I'm not surprised, the data dump was an ugly mess of inconsistently encoded data in inconsistent formats with "delimiters" that often appear in the data itself.
Cleaning that up is a serious effort and requires operations on huge files that are very difficult for most software to deal with.
I don't understand how a serious effort would be required, even if the chosen delimiter being present within the data is an issue, the phone number is the first field.
I can get all the phone numbers myself with a simple `cat * | cut -d ":" -f 1`
That's the ID number you just grabbed. The phone number is the second field :)
If that's literally all you want, yes, it's not that hard. But a non-trivial number of people decided to put commas or colons in their names and other nonsense like that, there are lots of commas in the hometown or location fields which makes parsing those a pain, etc.

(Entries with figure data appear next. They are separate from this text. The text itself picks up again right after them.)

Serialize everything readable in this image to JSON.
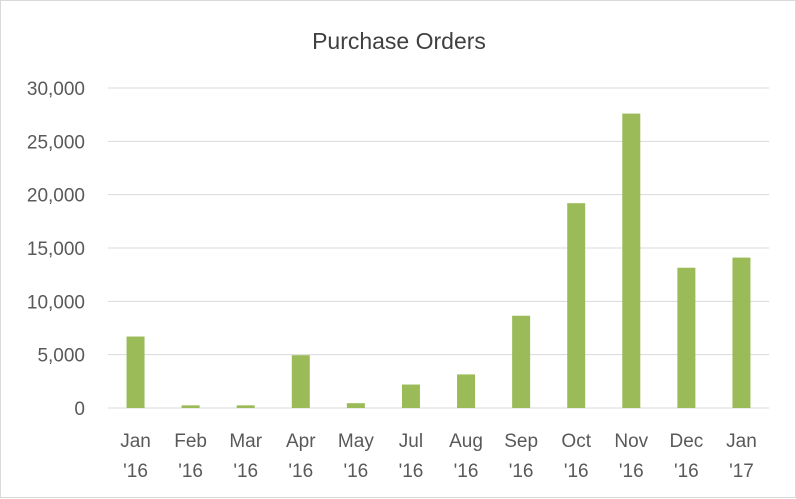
{
  "chart_data": {
    "type": "bar",
    "title": "Purchase Orders",
    "xlabel": "",
    "ylabel": "",
    "categories": [
      [
        "Jan",
        "'16"
      ],
      [
        "Feb",
        "'16"
      ],
      [
        "Mar",
        "'16"
      ],
      [
        "Apr",
        "'16"
      ],
      [
        "May",
        "'16"
      ],
      [
        "Jul",
        "'16"
      ],
      [
        "Aug",
        "'16"
      ],
      [
        "Sep",
        "'16"
      ],
      [
        "Oct",
        "'16"
      ],
      [
        "Nov",
        "'16"
      ],
      [
        "Dec",
        "'16"
      ],
      [
        "Jan",
        "'17"
      ]
    ],
    "values": [
      6700,
      250,
      250,
      4950,
      450,
      2200,
      3150,
      8650,
      19200,
      27600,
      13150,
      14100
    ],
    "ylim": [
      0,
      30000
    ],
    "yticks": [
      "0",
      "5,000",
      "10,000",
      "15,000",
      "20,000",
      "25,000",
      "30,000"
    ],
    "ytick_values": [
      0,
      5000,
      10000,
      15000,
      20000,
      25000,
      30000
    ],
    "grid": true,
    "legend": "none",
    "colors": {
      "bar": "#9bbb59",
      "grid": "#d9d9d9",
      "text": "#595959",
      "title": "#404040"
    }
  }
}
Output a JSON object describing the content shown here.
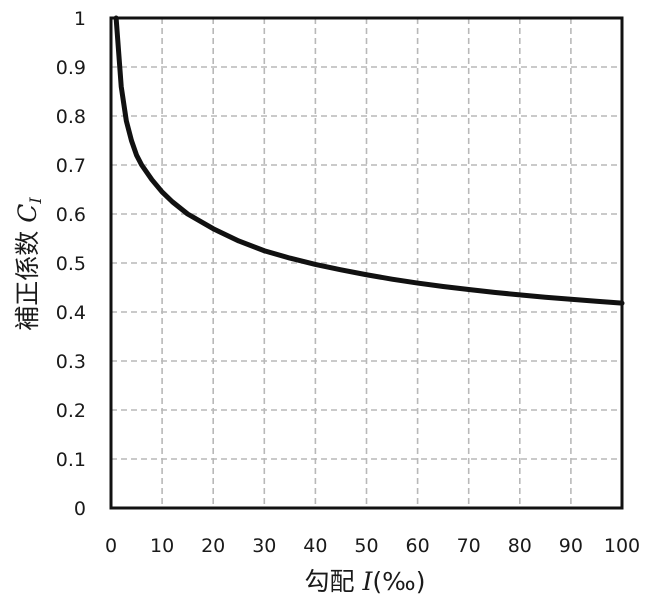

Those are what I looked at and those are super annoying because several have commas in both the first & last name. I don't know why, but a handful of people listed their names as some, guy, some, guy which I assume should be split into firstname: some, guy and lastname: some, guy. Then a lot of people have None for a birthday, some have something like May 8, and others have something like May 8, 1990. Both locale & hometown can be either None, or have several commas in them.
I had to reformat all that data and validate that each field made sense to parse it. There are helpful "Location" and "link" markers in the CSV but it's still super annoying to parse this stuff.
Also be careful, some of these docs have BOMs that screw up parsing tools (even iconv crapped out on one of the files, Qatar I think it was) and the encoding is all over the place. At least the phone number is ASCII, but the names may be UTF-8 (with or without BOM), UTF-16-le or...
If "Who can look you up using the phone number you provided?" setting wasn't set to "Everyone" in your privacy settings, then your phone number wouldn't be visible to the scraping campaign that was the source of this.
Thanks for saying this. Seems like most people have a misunderstanding of where the data came from.
To clarify: in 2019 you could enter a phone number into Facebook search and it would show you whichever profile was associated with the number of it was set to public.
The “hackers” set up a script to go through every number sequentially: 15550000000, 15550000001, etc.
I would be very surprised if the original data doesn’t contains a LOT more information —- basically everything that can be found by publicly viewing your profile page.